Comparative co-expression reveals a regulatory core shared by angiosperm and conifer roots under cold
Malgré les différences d'identité génique et de temporalité de réponse propres à chaque espèce, une analyse comparative de co-expression de quatre arbres boréaux et d'Arabidopsis révèle un noyau régulateur conservé de gènes orthologues impliqués dans la croissance, le métabolisme et la signalisation du stress qui a persisté pendant plus de 300 millions d'années dans la réponse au froid des racines tant chez les angiospermes que chez les conifères.

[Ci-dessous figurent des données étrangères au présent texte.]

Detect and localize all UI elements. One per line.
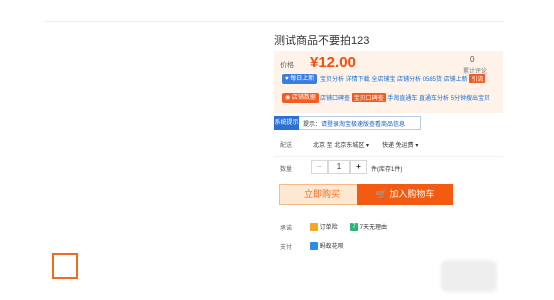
- chevron-down-icon: ▾: [366, 143, 370, 149]
- quantity-label: 数量: [280, 167, 293, 173]
- shipping-from[interactable]: 北京 至 北京东城区 ▾: [313, 140, 369, 149]
- service-label: 承诺: [280, 226, 293, 232]
- insurance-icon: [310, 223, 318, 232]
- promo-badge-1[interactable]: ♥ 每日上新: [282, 74, 318, 84]
- quantity-plus-button[interactable]: +: [350, 160, 367, 174]
- seven-days-icon: 7: [350, 223, 358, 232]
- store-icon: ◉: [285, 95, 291, 101]
- promo-line-1[interactable]: 宝贝分析 详情下载 全店铺宝 店铺分析 0585货 店铺上新 引流: [320, 74, 486, 83]
- image-thumbnail[interactable]: [52, 253, 78, 279]
- tip-text: 提示：请登录淘宝极速版查看商品信息: [303, 122, 406, 128]
- blurred-watermark: [441, 260, 497, 292]
- quantity-input[interactable]: 1: [328, 160, 350, 174]
- stock-text: 件(库存1件): [371, 167, 403, 173]
- service-item-2: 7 7天无理由: [350, 222, 387, 232]
- promo-badge-2[interactable]: ◉ 店铺数据: [282, 93, 319, 103]
- product-title: 测试商品不要拍123: [274, 35, 370, 47]
- chevron-down-icon: ▾: [415, 143, 419, 149]
- service-item-1: 订单险: [310, 222, 338, 232]
- shipping-fee[interactable]: 快递 免运费 ▾: [382, 140, 418, 149]
- price-label: 价格: [280, 62, 294, 69]
- tip-tag: 系统提示: [274, 116, 299, 130]
- price-value: ¥12.00: [310, 54, 356, 71]
- payment-label: 支付: [280, 245, 293, 251]
- tip-link[interactable]: 请登录淘宝极速版查看商品信息: [321, 122, 405, 128]
- promo-tag-1: 引流: [469, 74, 486, 83]
- buy-now-button[interactable]: 立即购买: [279, 184, 365, 205]
- heart-icon: ♥: [285, 76, 289, 82]
- huabei-icon: [310, 242, 318, 251]
- add-to-cart-button[interactable]: 🛒 加入购物车: [357, 184, 453, 205]
- promo-line-2[interactable]: 店铺口碑查 宝贝口碑查 手淘直通车 直通车分析 5分钟搜出宝贝: [320, 93, 490, 102]
- cart-icon: 🛒: [375, 189, 387, 199]
- top-divider: [45, 21, 503, 22]
- payment-item-1: 蚂蚁花呗: [310, 241, 344, 251]
- shipping-label: 配送: [280, 143, 293, 149]
- sales-count: 0: [470, 55, 475, 64]
- section-divider: [274, 156, 503, 157]
- promo-tag-2: 宝贝口碑查: [351, 93, 386, 102]
- quantity-minus-button[interactable]: −: [311, 160, 328, 174]
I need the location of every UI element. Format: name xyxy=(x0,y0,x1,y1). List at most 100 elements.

Article original sous licence CC BY 4.0 (https://creativecommons.org/licenses/by/4.0/). Ceci est une explication générée par l'IA d'un preprint qui n'a pas été évalué par des pairs. Ce n'est pas un avis médical. Ne prenez pas de décisions de santé basées sur ce contenu. Lire la clause de non-responsabilité complète
Les arbres ne sont pas de simples sentinelles statiques de la forêt ; ce sont des systèmes vivants qui doivent constamment s'ajuster aux changements de saisons. Pour de nombreux arbres du nord, l'hiver est une période de dormance, une pause dans la croissance qui leur permet de survivre au froid. Cependant, le sol sous leurs pieds joue un rôle critique dans cette survie. Dans les forêts boréales, une épaisse couverture de neige agit généralement comme une couche isolante, protégeant les racines délicates des températures de gel les plus rudes. À mesure que le climat change, ce manteau neigeux devient plus mince et moins fiable dans de nombreuses régions, laissant les racines exposées à des gels soudains et profonds auxquels elles n'étaient pas toujours préparées à faire face. Alors que les scientifiques étudient depuis longtemps la façon dont les feuilles et les branches des arbres réagissent au froid, la machinerie moléculaire à l'intérieur des racines reste un mystère. On ignore si la manière dont un arbre à feuilles larges comme le bouleau gère un gel est fondamentalement différente de la manière dont un conifère comme le pin le fait, ou s'ils partagent une stratégie de survie profonde et ancienne.
Pour répondre à cela, les chercheurs ont porté leur attention sur les racines fines de quatre espèces distinctes d'arbres boréaux : l'épicéa de Norvège, le pin sylvestre, le bouleau argenté et le tremble faux-tremble. Ils ont également inclus deux variétés d'une petite plante modèle, Arabidopsis, pour servir de point de référence. L'équipe a placé ces plantes dans un environnement contrôlé où la température était maintenue à cinq degrés Celsius pendant dix jours, une condition qui imite la fraîcheur du début de l'hiver ou un coup de froid soudain. En utilisant une technique qui lit les instructions génétiques actives au sein des cellules, ils ont cartographié quels gènes étaient activés ou désactivés dans les racines durant cette période. Cette méthode leur a permis de voir non seulement quels gènes réagissaient, mais aussi comment ces gènes travaillaient ensemble en groupes, révélant la logique sous-jacente de la réaction de la plante au froid.
Les résultats ont révélé une division fascinante entre ce qui change et ce qui reste identique. Les gènes spécifiques qui se sont activés ou désactivés, et le moment exact où ils l'ont fait, variaient considérablement d'une espèce à l'autre. Un pin ne réagissait pas de la même manière ou à la même vitesse qu'un bouleau. Cependant, lorsque les chercheurs ont regardé plus en profondeur comment ces gènes étaient connectés les uns aux autres, un tableau différent est apparu. Malgré les différences de calendrier et d'identité spécifique, un groupe central de gènes conservait un modèle de coopération partagé à travers toutes les espèces. Ce réseau partagé avait été préservé pendant plus de trois cents millions d'années, survivant à la séparation évolutive entre les arbres à fleurs et les conifères à cônes.
Ce réseau ancien et conservé était fortement impliqué dans trois domaines clés : la régulation de la croissance, la gestion du métabolisme et l'envoi de signaux de stress. Un composant particulièrement clair de cette réponse partagée impliquait un type spécifique d'hormone végétale connue sous le nom de gibbérelline, qui contrôle la croissance de la plante. L'étude suggère que, bien que chaque espèce ait personnalisé son propre calendrier et ses propres outils génétiques spécifiques pour gérer le froid, elles s'appuient toutes sur ce même noyau de régulation fondamental pour coordonner leur survie. Les découvertes indiquent que la réponse des racines au gel n'est pas une collection aléatoire de réactions, mais qu'elle est construite sur une fondation stable et partagée qui a perduré pendant des centaines de millions d'années, même si les détails spécifiques de la réponse ont divergé pour s'adapter à différentes espèces.